Version vector example#

Here's a history of 3 writes to the same path, assuming we change Earthstar to track devices as well as authors.

deviceId is a persistent, random UUIDs that's distinct on each physical device (laptop, etc).

path: /wiki/Kittens
author: @aaa
deviceId: ppppp,
timestamp: 11111
content: {
    text: "Purr",
    supersedes: []
}

path: /wiki/Kittens
author: @bbb
deviceId: mmmmm,
timestamp: 12345
content: {
    text: "MeowMeow",
    // The version vector, called "supersedes" here,
    // is inside the content because
    // the app is responsible for this, not Earthstar.
    // This document version by @bbb comes after the ones
    // listed in the array.
    supersedes: [@aaa on device ppppp at time 11111],
}

path: /wiki/Kittens
author: @aaa
deviceId: ppppp,
timestamp: 13333
content: {
    text: "PurrPurrPurr",
    // This particular version comes after the original
    // one by @aaa, and is unaware of the one by @bbb.
    // A document version is always assumed to supersede
    // previous versions from the same author and device,
    // so we don't need to add anything to
    // the version vector.
    supersedes: [],
}

Causal diagram

          (@aaa Purr)
          |         |
          v         v
  @bbb MeowMeow    @aaa PurrPurrPurr

AAA wrote Purr, BBB modified it to MeowMeow, and AAA never saw BBB's edit and overwrote their own Purr with PurrPurrPurr. This would cause the original Purr to get deleted since we only keep one history item per author, so we end up with only Meow and PurrPurrPurr in our database.

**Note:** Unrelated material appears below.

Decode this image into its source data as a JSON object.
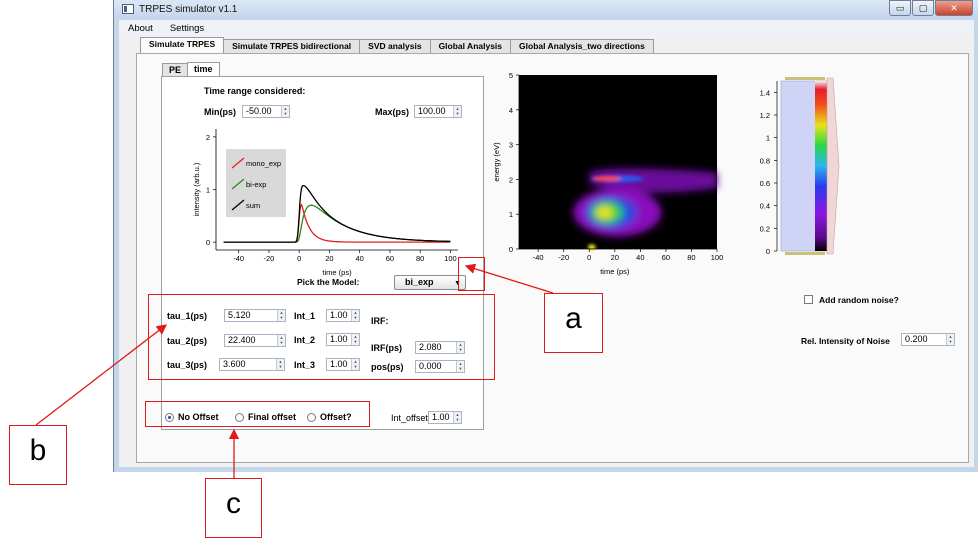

So we only have the lower two document versions and we need to decide if they're siblings in the causal graph (conflicts / forks), or if one precedes the other and can be ignored.

Because we delete some history, regular hash backlinks end up as dangling references and we can't figure out what was going on. Instead I've used version vectors (author-device-timestamp backlinks) because they contain enough info about ordering despite gaps in the document history. Here we can tell that MeowMeow should supersede Purr, but MeowMeow and PurrPurrPurr are siblings in the causal graph (they are unaware of each other at the time they were written).

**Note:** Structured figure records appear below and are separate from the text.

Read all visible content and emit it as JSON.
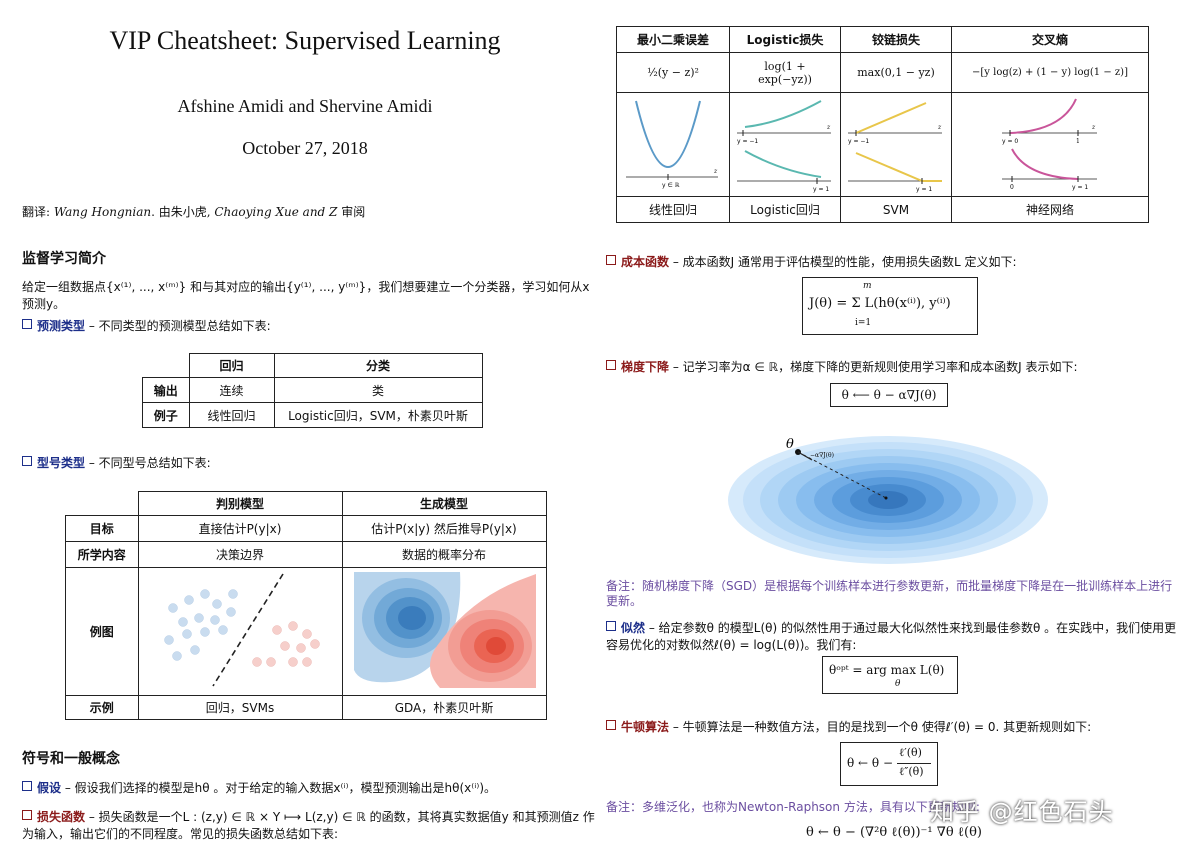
{
  "header": {
    "title": "VIP Cheatsheet: Supervised Learning",
    "authors": "Afshine Amidi and Shervine Amidi",
    "date": "October 27, 2018",
    "translator_prefix": "翻译: ",
    "translator_name": "Wang Hongnian",
    "translator_mid": ". 由朱小虎, ",
    "reviewer_names": "Chaoying Xue and Z",
    "translator_suffix": " 审阅"
  },
  "intro": {
    "heading": "监督学习简介",
    "para": "给定一组数据点{x⁽¹⁾, ..., x⁽ᵐ⁾} 和与其对应的输出{y⁽¹⁾, ..., y⁽ᵐ⁾}，我们想要建立一个分类器，学习如何从x 预测y。",
    "pred_label": "预测类型",
    "pred_text": " – 不同类型的预测模型总结如下表:",
    "pred_table": {
      "headers": [
        "",
        "回归",
        "分类"
      ],
      "rows": [
        [
          "输出",
          "连续",
          "类"
        ],
        [
          "例子",
          "线性回归",
          "Logistic回归，SVM，朴素贝叶斯"
        ]
      ]
    },
    "model_label": "型号类型",
    "model_text": " – 不同型号总结如下表:",
    "model_table": {
      "headers": [
        "",
        "判别模型",
        "生成模型"
      ],
      "row_goal": [
        "目标",
        "直接估计P(y|x)",
        "估计P(x|y) 然后推导P(y|x)"
      ],
      "row_learn": [
        "所学内容",
        "决策边界",
        "数据的概率分布"
      ],
      "row_fig": "例图",
      "row_ex": [
        "示例",
        "回归，SVMs",
        "GDA，朴素贝叶斯"
      ]
    }
  },
  "notation": {
    "heading": "符号和一般概念",
    "hyp_label": "假设",
    "hyp_text": " – 假设我们选择的模型是hθ 。对于给定的输入数据x⁽ⁱ⁾，模型预测输出是hθ(x⁽ⁱ⁾)。",
    "loss_label": "损失函数",
    "loss_text": " – 损失函数是一个L : (z,y) ∈ ℝ × Y ⟼ L(z,y) ∈ ℝ 的函数，其将真实数据值y 和其预测值z 作为输入，输出它们的不同程度。常见的损失函数总结如下表:"
  },
  "loss_table": {
    "headers": [
      "最小二乘误差",
      "Logistic损失",
      "铰链损失",
      "交叉熵"
    ],
    "formulas": [
      "½(y − z)²",
      "log(1 + exp(−yz))",
      "max(0,1 − yz)",
      "−[y log(z) + (1 − y) log(1 − z)]"
    ],
    "models": [
      "线性回归",
      "Logistic回归",
      "SVM",
      "神经网络"
    ],
    "plot_labels": {
      "y_in_r": "y ∈ ℝ",
      "y_m1": "y = −1",
      "y_1": "y = 1",
      "y_0": "y = 0",
      "zero": "0",
      "one": "1",
      "z": "z"
    },
    "colors": {
      "lsq": "#5b9ac8",
      "logistic": "#5ab8b0",
      "hinge": "#e8c64a",
      "ce": "#c9559a"
    }
  },
  "cost": {
    "label": "成本函数",
    "text": " – 成本函数J 通常用于评估模型的性能，使用损失函数L 定义如下:",
    "formula": "J(θ) = Σ L(hθ(x⁽ⁱ⁾), y⁽ⁱ⁾)",
    "sum_top": "m",
    "sum_bottom": "i=1"
  },
  "gd": {
    "label": "梯度下降",
    "text": " – 记学习率为α ∈ ℝ，梯度下降的更新规则使用学习率和成本函数J 表示如下:",
    "formula": "θ ⟵ θ − α∇J(θ)",
    "theta_label": "θ",
    "grad_label": "−α∇J(θ)",
    "note": "备注：随机梯度下降（SGD）是根据每个训练样本进行参数更新，而批量梯度下降是在一批训练样本上进行更新。"
  },
  "likelihood": {
    "label": "似然",
    "text": " – 给定参数θ 的模型L(θ) 的似然性用于通过最大化似然性来找到最佳参数θ 。在实践中，我们使用更容易优化的对数似然ℓ(θ) = log(L(θ))。我们有:",
    "formula": "θᵒᵖᵗ = arg max L(θ)",
    "sub": "θ"
  },
  "newton": {
    "label": "牛顿算法",
    "text": " – 牛顿算法是一种数值方法，目的是找到一个θ 使得ℓ′(θ) = 0. 其更新规则如下:",
    "formula_lhs": "θ ← θ −",
    "num": "ℓ′(θ)",
    "den": "ℓ″(θ)",
    "note": "备注：多维泛化，也称为Newton-Raphson 方法，具有以下更新规则:",
    "formula2": "θ ← θ − (∇²θ ℓ(θ))⁻¹ ∇θ ℓ(θ)"
  },
  "watermark": "知乎 @红色石头"
}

We need to add the concept of "device ids" here, because an author can use multiple devices simultaneously. A stream of edits from a single author on a single device is guaranteed to be in perfect causal order, so it's a building block we can rely on.

To compare two version vectors, match up their individual timestamps by author-and-device. If vector A's timestamps are each larger than the matching ones in vector B, then vector A is a causal descendent of vector B (A supersedes B). If some of A's timestamps are higher and some of B's timestamps are higher, they are siblings (conficts / forks).

Space requirements#

Each document will have N-1 items in its version vector, where N is the number of unique author-device combos that have written to that particular path.

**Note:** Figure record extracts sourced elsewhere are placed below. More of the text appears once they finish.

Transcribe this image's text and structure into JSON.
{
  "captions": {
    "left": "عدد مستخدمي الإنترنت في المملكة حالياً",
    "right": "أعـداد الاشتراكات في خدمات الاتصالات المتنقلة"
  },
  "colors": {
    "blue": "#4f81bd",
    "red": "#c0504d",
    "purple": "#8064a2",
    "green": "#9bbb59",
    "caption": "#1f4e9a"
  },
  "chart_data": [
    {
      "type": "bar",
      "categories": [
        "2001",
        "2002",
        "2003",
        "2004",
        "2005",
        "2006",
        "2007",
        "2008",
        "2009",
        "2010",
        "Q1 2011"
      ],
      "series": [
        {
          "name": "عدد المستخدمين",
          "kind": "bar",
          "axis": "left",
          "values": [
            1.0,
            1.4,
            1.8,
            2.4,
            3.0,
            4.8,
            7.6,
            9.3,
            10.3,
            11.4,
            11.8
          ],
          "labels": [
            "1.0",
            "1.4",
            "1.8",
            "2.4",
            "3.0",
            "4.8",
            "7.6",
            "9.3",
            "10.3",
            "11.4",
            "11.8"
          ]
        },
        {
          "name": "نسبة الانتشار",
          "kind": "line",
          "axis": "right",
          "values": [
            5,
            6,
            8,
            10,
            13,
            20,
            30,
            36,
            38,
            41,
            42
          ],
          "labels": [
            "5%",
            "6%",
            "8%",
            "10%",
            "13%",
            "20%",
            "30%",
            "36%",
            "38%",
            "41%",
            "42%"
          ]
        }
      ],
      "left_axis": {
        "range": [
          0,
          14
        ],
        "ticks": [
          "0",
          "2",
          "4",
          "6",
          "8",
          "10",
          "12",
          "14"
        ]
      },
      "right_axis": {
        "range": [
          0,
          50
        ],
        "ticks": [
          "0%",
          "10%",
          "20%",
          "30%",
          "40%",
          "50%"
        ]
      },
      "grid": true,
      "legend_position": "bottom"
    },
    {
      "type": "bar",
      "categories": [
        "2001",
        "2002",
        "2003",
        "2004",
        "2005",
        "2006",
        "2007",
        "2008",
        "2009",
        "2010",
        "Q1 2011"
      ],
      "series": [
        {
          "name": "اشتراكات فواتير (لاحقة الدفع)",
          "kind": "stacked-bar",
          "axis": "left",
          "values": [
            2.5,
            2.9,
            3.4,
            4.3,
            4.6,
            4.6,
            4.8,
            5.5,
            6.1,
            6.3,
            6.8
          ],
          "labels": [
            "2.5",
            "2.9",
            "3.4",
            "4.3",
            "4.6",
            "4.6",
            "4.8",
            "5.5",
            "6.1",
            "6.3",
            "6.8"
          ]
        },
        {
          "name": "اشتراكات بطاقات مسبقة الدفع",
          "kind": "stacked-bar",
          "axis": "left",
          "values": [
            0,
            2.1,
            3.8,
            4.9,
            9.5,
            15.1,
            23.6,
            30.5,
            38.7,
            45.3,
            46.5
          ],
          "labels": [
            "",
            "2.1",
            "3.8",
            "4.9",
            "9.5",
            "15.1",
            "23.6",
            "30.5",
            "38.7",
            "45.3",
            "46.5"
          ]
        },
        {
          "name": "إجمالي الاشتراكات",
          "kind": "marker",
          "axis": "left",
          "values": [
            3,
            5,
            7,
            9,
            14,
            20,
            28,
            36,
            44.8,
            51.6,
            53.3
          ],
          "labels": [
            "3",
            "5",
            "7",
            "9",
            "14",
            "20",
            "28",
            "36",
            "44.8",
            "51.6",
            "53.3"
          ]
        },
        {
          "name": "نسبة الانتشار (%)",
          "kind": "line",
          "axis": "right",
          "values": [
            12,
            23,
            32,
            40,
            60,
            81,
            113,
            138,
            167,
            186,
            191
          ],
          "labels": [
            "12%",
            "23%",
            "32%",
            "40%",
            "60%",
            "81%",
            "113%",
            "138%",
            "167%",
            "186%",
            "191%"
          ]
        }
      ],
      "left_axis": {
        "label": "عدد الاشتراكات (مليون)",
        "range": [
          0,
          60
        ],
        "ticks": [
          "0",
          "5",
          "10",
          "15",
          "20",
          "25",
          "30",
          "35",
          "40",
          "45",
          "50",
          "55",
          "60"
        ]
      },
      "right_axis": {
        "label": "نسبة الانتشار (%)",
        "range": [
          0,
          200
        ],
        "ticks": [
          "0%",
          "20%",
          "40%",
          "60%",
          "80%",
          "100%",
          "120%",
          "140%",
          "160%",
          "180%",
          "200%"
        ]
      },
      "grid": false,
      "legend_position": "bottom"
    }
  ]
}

Assume 3 devices per author, 5 authors write 500 versions of a document to each path, and 10,000 paths in the workspace. Assume each document version is 1 kilobyte without version vectors.

The 500 number is irrelevant because we only keep the newest version from each author.

No version vectors#

Entire workspace = 5 authors 10,000 paths 1 kilobyte = 50 mb.

Extra overhead from version vectors#

Each document version will have (3 * 5) - 1 = 14 elements in the version vector.

Each element is an author address, a timestamp, and a deviceId, maybe totalling 100 bytes.

Overhead = 1400 bytes per document version that we keep (which is 5 documents, one from each author) = 7 kB total extra storage per path.

That's 70 mb extra space used just for version vectors, plus 50 mb of the original data.